Lalu, pada sektor penegakan hukum KPK menemukan fakta belum efektifnya pencegahan dan pemberantasan korupsi. Bahkan, masih ditemukan praktik korupsi di lembaga penegak hukum itu sendiri. Hal ini menjadi catatan serius mengingat seharusnya APH menjadi garda terdepan penegakan hukum di Indonesia.

Pada dasarnya, KPK senantiasa tidak henti menjalankan program pemberantasan korupsi baik pada sektor pendidikan, pencegahan, dan penindakan. Tika-taka program ini tentunya akan berjalan secara efektif jika didukung oleh pelbagai pihak—utamanya lembaga negara, DPR, DPRD, APH, Pemda, dan masyarakat mau berkolaborasi bersama.

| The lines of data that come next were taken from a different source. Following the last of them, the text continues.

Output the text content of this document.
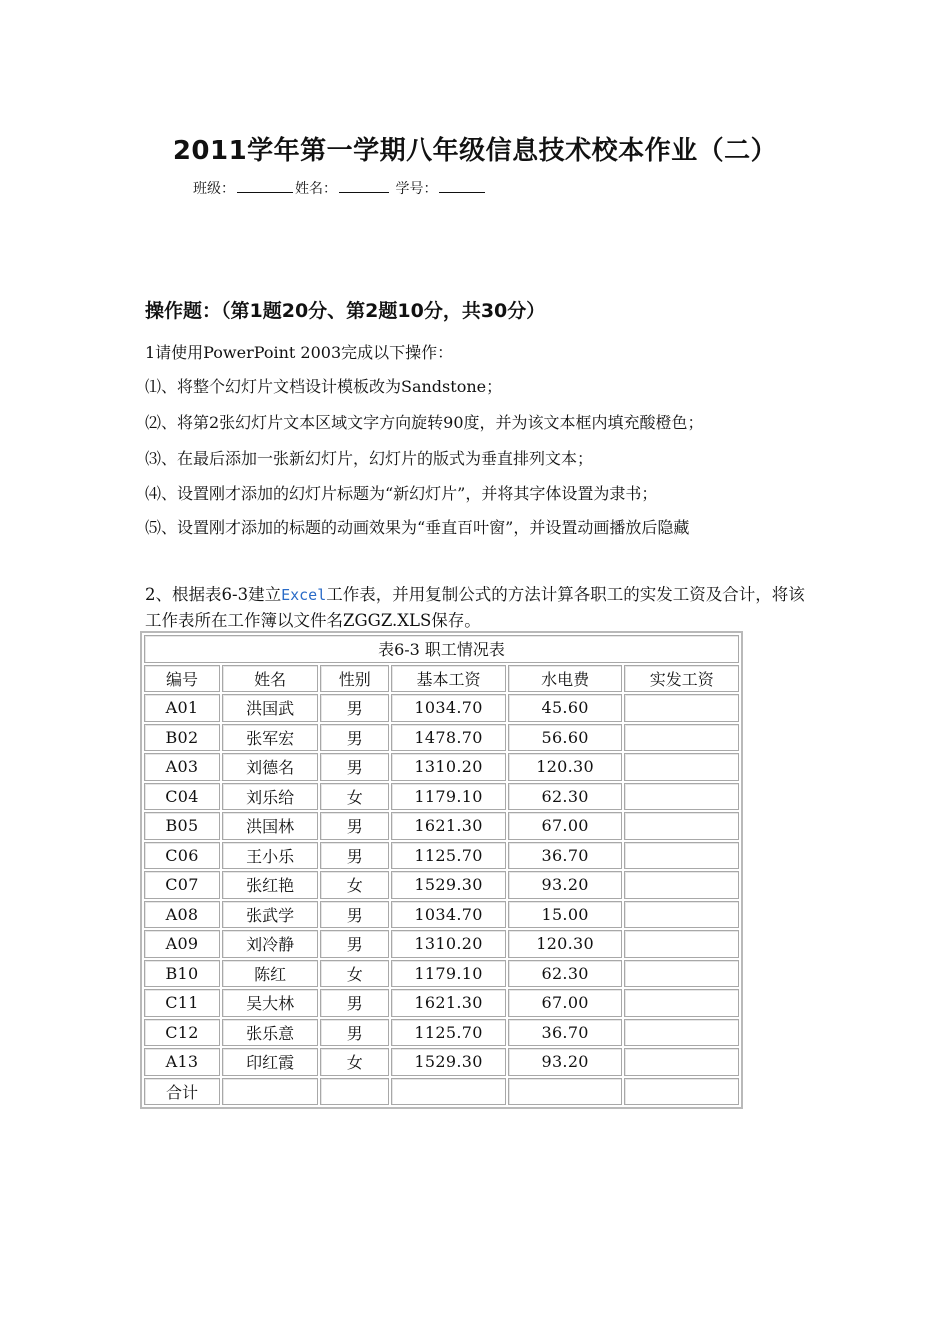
2011学年第一学期八年级信息技术校本作业（二）
班级：	姓名：	学号：
操作题：（第1题20分、第2题10分，共30分）
1请使用PowerPoint 2003完成以下操作：
⑴、将整个幻灯片文档设计模板改为Sandstone；
⑵、将第2张幻灯片文本区域文字方向旋转90度，并为该文本框内填充酸橙色；
⑶、在最后添加一张新幻灯片，幻灯片的版式为垂直排列文本；
⑷、设置刚才添加的幻灯片标题为“新幻灯片”，并将其字体设置为隶书；
⑸、设置刚才添加的标题的动画效果为“垂直百叶窗”，并设置动画播放后隐藏
2、根据表6-3建立Excel工作表，并用复制公式的方法计算各职工的实发工资及合计，将该工作表所在工作簿以文件名ZGGZ.XLS保存。
表6-3 职工情况表					
编号	姓名	性别	基本工资	水电费	实发工资
A01	洪国武	男	1034.70	45.60	
B02	张军宏	男	1478.70	56.60	
A03	刘德名	男	1310.20	120.30	
C04	刘乐给	女	1179.10	62.30	
B05	洪国林	男	1621.30	67.00	
C06	王小乐	男	1125.70	36.70	
C07	张红艳	女	1529.30	93.20	
A08	张武学	男	1034.70	15.00	
A09	刘冷静	男	1310.20	120.30	
B10	陈红	女	1179.10	62.30	
C11	吴大林	男	1621.30	67.00	
C12	张乐意	男	1125.70	36.70	
A13	印红霞	女	1529.30	93.20	
合计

Hal itu menjadi penting karena komponen IPK sangat luas (ekonomi, demokrasi, layanan publik, politik). Sehingga perlu dikoordinasikan oleh pemerintah, karena adanya keterbatasan kewenangan pada masing-masing instansi.

“KPK berharap pentingnya kolaborasi dan saling menurunkan ego sektoral agar pemberantasan korupsi di Indonesia bisa menjadi kenyataan,” tutup Firli.